Reaction to the U.S. employment data could be significant for oil prices if the data is substantially away from consensus expectations of an increase around 180,000, although position adjustment into the weekend is likely to be a more important market factor.
The global oil market reacted Wednesday to the news that Libya, one of the major oil producers in the Organization of Petroleum Exporting Countries (OPEC), was increasing its crude output to 827,000 barrels per day.
Libya and Nigeria are the two OPEC nations exempted from the production cut deal.
"Now that U.S. President Trump has announced that the U.S. will be withdrawing from the Paris Climate Agreement, it is expected that the U.S. will expand its oil production even more sharply", said analysts at German bank Commerzbank.
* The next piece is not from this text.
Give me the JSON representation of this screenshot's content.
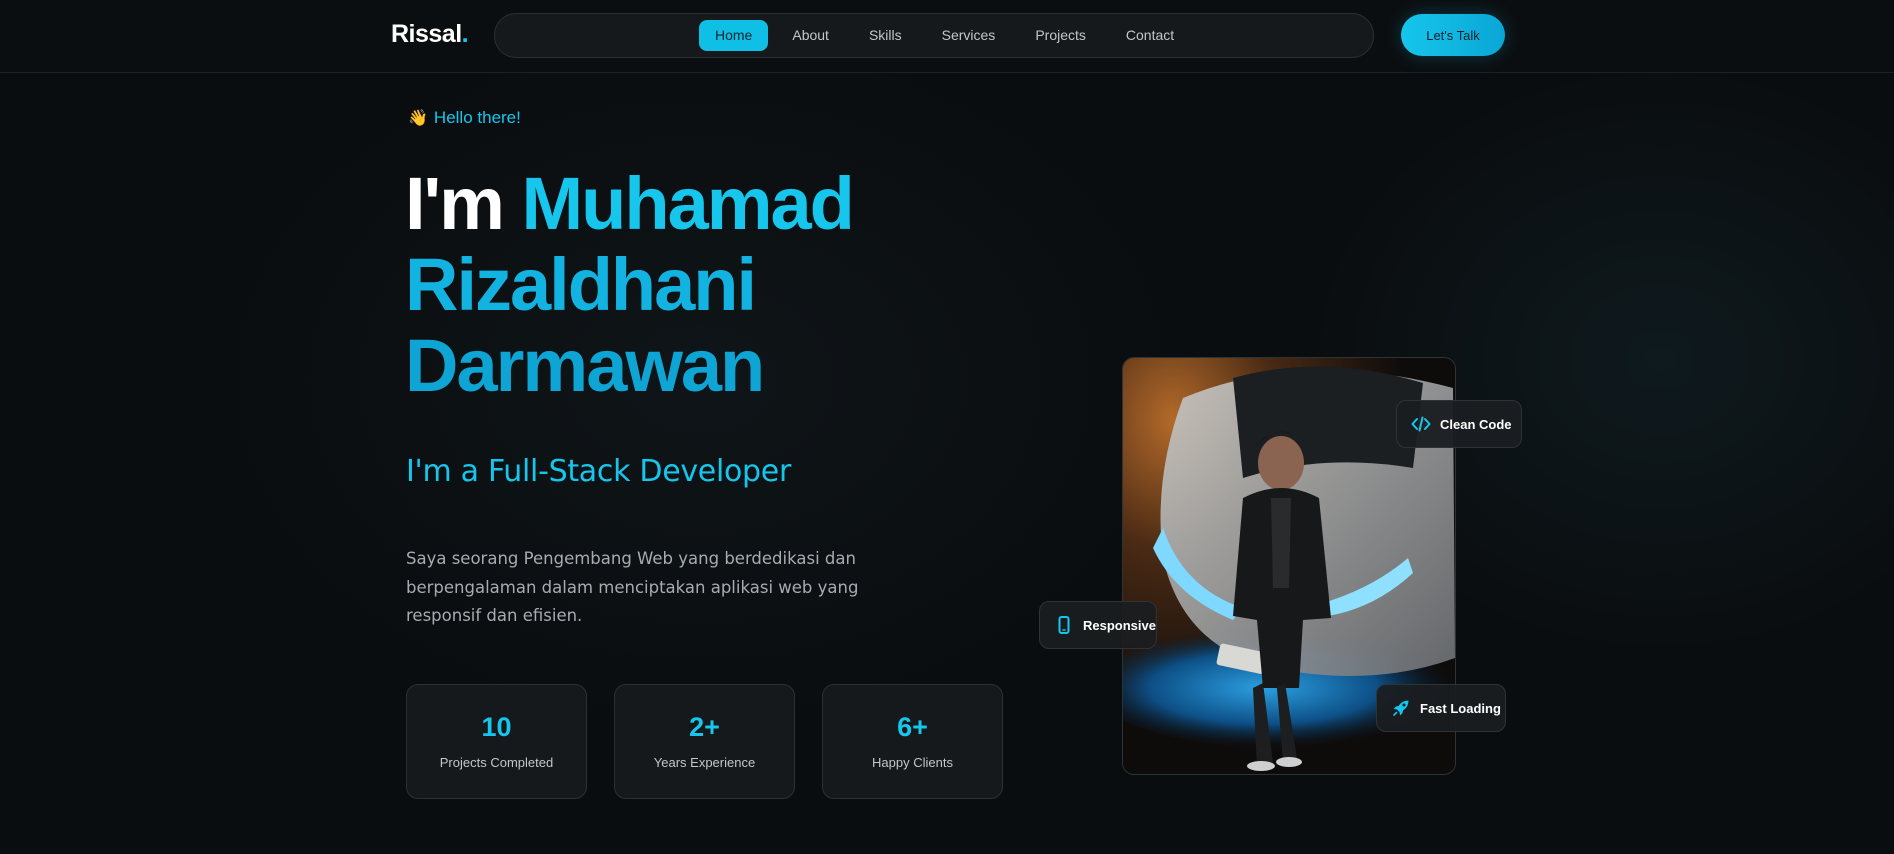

Crude inventories fell 6.4 million barrels (bbl) in the week to May 26, far more than analysts' expectations for a decrease of 2.5 million bbl.
"Why wouldn't they ramp up production when producers like the USA have an open invite to do as they please?" he said.More news: Huddersfield promoted to Premier League after Play-Off penalty drama
The bad news is US crude production rose to 9.34 million bpd last week, up almost 500,000 bpd from a year ago.
Oil markets edged higher on Monday as rising Saudi physical prices and signs of falling OPEC supplies slightly outweighed a persistent rise in United States production.
Oilfield services firm Baker Hughes on Friday reported its weekly count of oil rigs rose for a 20th straight week.
On Wednesday, they fell $1.53, or 3 percent, to settle at $50.31 a barrel on their last day as the front-month contract. But production is still half the 1.60 million bpd Libya pumped before the 2011 civil war. Pressuring the market through $47.44 will put the market in a bearish position.
US producers aren't part of the output agreement.
As a nervous and impatient market is forced to pick the victor between the 1.8 million b/d of OPEC/non-OPEC cuts in force until March 2018 and the rise in United States production underway, even before the full impact of either has been felt, trade has become increasingly sentiment-driven, with the view swinging to the bearish end in recent weeks.
While there was a dip in OPEC supplies between February and April, a report on Monday by Thomson Reuters Oil Research said OPEC shipments likely jumped to 25.18 million bpd in May, up over 1 million bpd from April.